NoiseDesign - May 07, 2009 11:40:27 am PDT #9179 of 30000
Our wings are not tired

What that says to me is that the CDC overreacted. I expect the Centers for Disease Control and Prevention to not overreact.

See, I don't think they did. The way to shut down an epidemic is to close it off into pockets and then let those pockets burn themselves out. To do this when the pockets are small enough to be contained you often have to make a call before all the information is in.

Also, this country has a history of ignoring the fuck out of the CDC. Just look at AIDS to see that. The CDC had recommendations about shutting down bathhouses in San Francisco and trying to get the outbreak under control. If those had been heeded early on, far before more information was in, before they even found the virus that causes AIDS, then it could have had a serious impact on the overall scope of the AIDS pandemic. Yes, I am still seething with rage over the fact that communities did now follow the recommendations of the CDC when it comes to that.

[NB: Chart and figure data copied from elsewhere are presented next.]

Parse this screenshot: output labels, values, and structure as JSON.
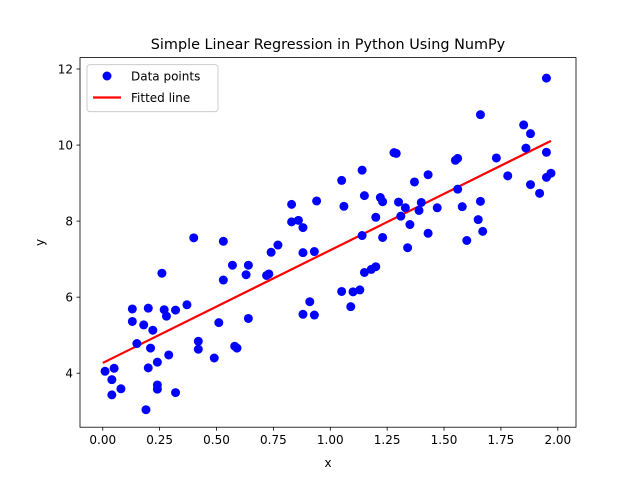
{
  "chart_data": {
    "type": "scatter",
    "title": "Simple Linear Regression in Python Using NumPy",
    "xlabel": "x",
    "ylabel": "y",
    "xlim": [
      -0.1,
      2.08
    ],
    "ylim": [
      2.58,
      12.3
    ],
    "x_ticks": [
      0.0,
      0.25,
      0.5,
      0.75,
      1.0,
      1.25,
      1.5,
      1.75,
      2.0
    ],
    "x_tick_labels": [
      "0.00",
      "0.25",
      "0.50",
      "0.75",
      "1.00",
      "1.25",
      "1.50",
      "1.75",
      "2.00"
    ],
    "y_ticks": [
      4,
      6,
      8,
      10,
      12
    ],
    "y_tick_labels": [
      "4",
      "6",
      "8",
      "10",
      "12"
    ],
    "grid": false,
    "legend_position": "top-left",
    "colors": {
      "points": "#0000ff",
      "line": "#ff0000",
      "axes": "#000000"
    },
    "series": [
      {
        "name": "Data points",
        "kind": "scatter",
        "points": [
          [
            0.01,
            4.05
          ],
          [
            0.04,
            3.83
          ],
          [
            0.05,
            4.13
          ],
          [
            0.04,
            3.43
          ],
          [
            0.08,
            3.59
          ],
          [
            0.13,
            5.69
          ],
          [
            0.13,
            5.36
          ],
          [
            0.15,
            4.78
          ],
          [
            0.18,
            5.27
          ],
          [
            0.19,
            3.04
          ],
          [
            0.2,
            4.14
          ],
          [
            0.2,
            5.71
          ],
          [
            0.21,
            4.66
          ],
          [
            0.22,
            5.13
          ],
          [
            0.24,
            4.29
          ],
          [
            0.24,
            3.69
          ],
          [
            0.24,
            3.58
          ],
          [
            0.26,
            6.63
          ],
          [
            0.27,
            5.67
          ],
          [
            0.28,
            5.5
          ],
          [
            0.29,
            4.48
          ],
          [
            0.32,
            3.49
          ],
          [
            0.32,
            5.66
          ],
          [
            0.37,
            5.8
          ],
          [
            0.4,
            7.56
          ],
          [
            0.42,
            4.84
          ],
          [
            0.42,
            4.63
          ],
          [
            0.49,
            4.4
          ],
          [
            0.51,
            5.33
          ],
          [
            0.53,
            7.47
          ],
          [
            0.53,
            6.45
          ],
          [
            0.57,
            6.84
          ],
          [
            0.58,
            4.71
          ],
          [
            0.59,
            4.66
          ],
          [
            0.63,
            6.59
          ],
          [
            0.64,
            6.84
          ],
          [
            0.64,
            5.44
          ],
          [
            0.72,
            6.57
          ],
          [
            0.73,
            6.61
          ],
          [
            0.74,
            7.18
          ],
          [
            0.77,
            7.37
          ],
          [
            0.83,
            8.44
          ],
          [
            0.83,
            7.98
          ],
          [
            0.86,
            8.02
          ],
          [
            0.88,
            7.83
          ],
          [
            0.88,
            7.17
          ],
          [
            0.88,
            5.55
          ],
          [
            0.91,
            5.88
          ],
          [
            0.93,
            5.53
          ],
          [
            0.93,
            7.2
          ],
          [
            0.94,
            8.53
          ],
          [
            1.05,
            9.07
          ],
          [
            1.05,
            6.15
          ],
          [
            1.06,
            8.39
          ],
          [
            1.09,
            5.75
          ],
          [
            1.1,
            6.14
          ],
          [
            1.13,
            6.19
          ],
          [
            1.14,
            9.34
          ],
          [
            1.14,
            7.62
          ],
          [
            1.15,
            6.65
          ],
          [
            1.15,
            8.67
          ],
          [
            1.18,
            6.73
          ],
          [
            1.2,
            6.8
          ],
          [
            1.2,
            8.1
          ],
          [
            1.22,
            8.62
          ],
          [
            1.23,
            8.51
          ],
          [
            1.23,
            7.57
          ],
          [
            1.28,
            9.8
          ],
          [
            1.29,
            9.78
          ],
          [
            1.3,
            8.5
          ],
          [
            1.31,
            8.13
          ],
          [
            1.33,
            8.35
          ],
          [
            1.34,
            7.3
          ],
          [
            1.35,
            7.91
          ],
          [
            1.37,
            9.03
          ],
          [
            1.39,
            8.28
          ],
          [
            1.4,
            8.49
          ],
          [
            1.43,
            9.22
          ],
          [
            1.43,
            7.68
          ],
          [
            1.47,
            8.35
          ],
          [
            1.55,
            9.6
          ],
          [
            1.56,
            9.65
          ],
          [
            1.56,
            8.84
          ],
          [
            1.58,
            8.38
          ],
          [
            1.6,
            7.49
          ],
          [
            1.65,
            8.04
          ],
          [
            1.66,
            8.52
          ],
          [
            1.66,
            10.8
          ],
          [
            1.67,
            7.73
          ],
          [
            1.73,
            9.66
          ],
          [
            1.78,
            9.19
          ],
          [
            1.85,
            10.53
          ],
          [
            1.86,
            9.92
          ],
          [
            1.88,
            10.3
          ],
          [
            1.88,
            8.96
          ],
          [
            1.92,
            8.73
          ],
          [
            1.95,
            9.81
          ],
          [
            1.95,
            9.15
          ],
          [
            1.95,
            11.76
          ],
          [
            1.97,
            9.26
          ]
        ]
      },
      {
        "name": "Fitted line",
        "kind": "line",
        "x": [
          0.0,
          1.97
        ],
        "y": [
          4.27,
          10.11
        ]
      }
    ]
  }
}
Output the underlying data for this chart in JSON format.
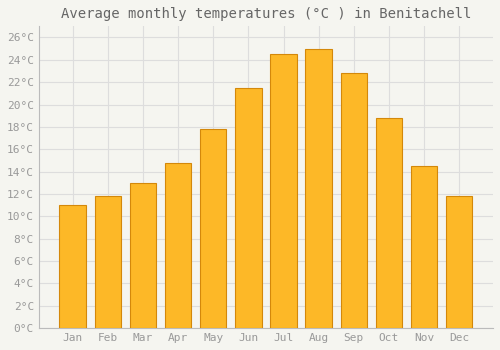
{
  "title": "Average monthly temperatures (°C ) in Benitachell",
  "months": [
    "Jan",
    "Feb",
    "Mar",
    "Apr",
    "May",
    "Jun",
    "Jul",
    "Aug",
    "Sep",
    "Oct",
    "Nov",
    "Dec"
  ],
  "values": [
    11.0,
    11.8,
    13.0,
    14.8,
    17.8,
    21.5,
    24.5,
    25.0,
    22.8,
    18.8,
    14.5,
    11.8
  ],
  "bar_color_top": "#FDB827",
  "bar_color_bottom": "#F5A623",
  "bar_edge_color": "#D4880A",
  "background_color": "#F5F5F0",
  "plot_bg_color": "#F5F5F0",
  "grid_color": "#DDDDDD",
  "ylim": [
    0,
    27
  ],
  "yticks": [
    0,
    2,
    4,
    6,
    8,
    10,
    12,
    14,
    16,
    18,
    20,
    22,
    24,
    26
  ],
  "title_fontsize": 10,
  "tick_fontsize": 8,
  "tick_color": "#999999",
  "title_color": "#666666",
  "font_family": "monospace",
  "bar_width": 0.75
}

Aims - May 07, 2009 11:42:27 am PDT #9180 of 30000
Shit's all sorts of different now.

I am still seething with rage over the fact that communities did now follow the recommendations of the CDC when it comes to that.

My rage is also for the Red Cross and the blood banks for refusing to use the early tests.


NoiseDesign - May 07, 2009 11:45:10 am PDT #9181 of 30000
Our wings are not tired

My rage is also for the Red Cross and the blood banks for refusing to use the early tests.

Which was, once again, part of the CDC recommendation and was ignored.


Steph L. - May 07, 2009 11:48:44 am PDT #9182 of 30000
this mess was yours / now your mess is mine

If the SF had been as virulent as the information the CDC had suggested

Look, I understand that my opinion is not the prevailing one. And that opinion is: I believe that, looking at the data they had, the CDC overreacted. The CDC isn't infallible. Everything they say/recommend isn't automatically correct simply by virtue of the fact that they said it.

Many, many people think that erring largely on the side of caution was necessary. That's cool. They can believe that, just as I can believe that it wasn't necessary.


Tom Scola - May 07, 2009 11:50:52 am PDT #9183 of 30000
hwæt

The initial mortality rate figures coming out of Mexico were very, very scary. A mortality rate of 1 or 2 percent would be horrible.


NoiseDesign - May 07, 2009 11:54:08 am PDT #9184 of 30000
Our wings are not tired

That's the thing, .001% of a large population is still an awfully large number.


erikaj - May 07, 2009 11:57:34 am PDT #9185 of 30000
"already on the kiss-cam with Karl Marx"-

I'm incredibly relieved that the graduating class of Regent university seems to not be running the CDC right now, AIF...well, maybe not great, but at least it's still run by doctors and stuff. Given "Brownie", I can't take that for granted like I used to.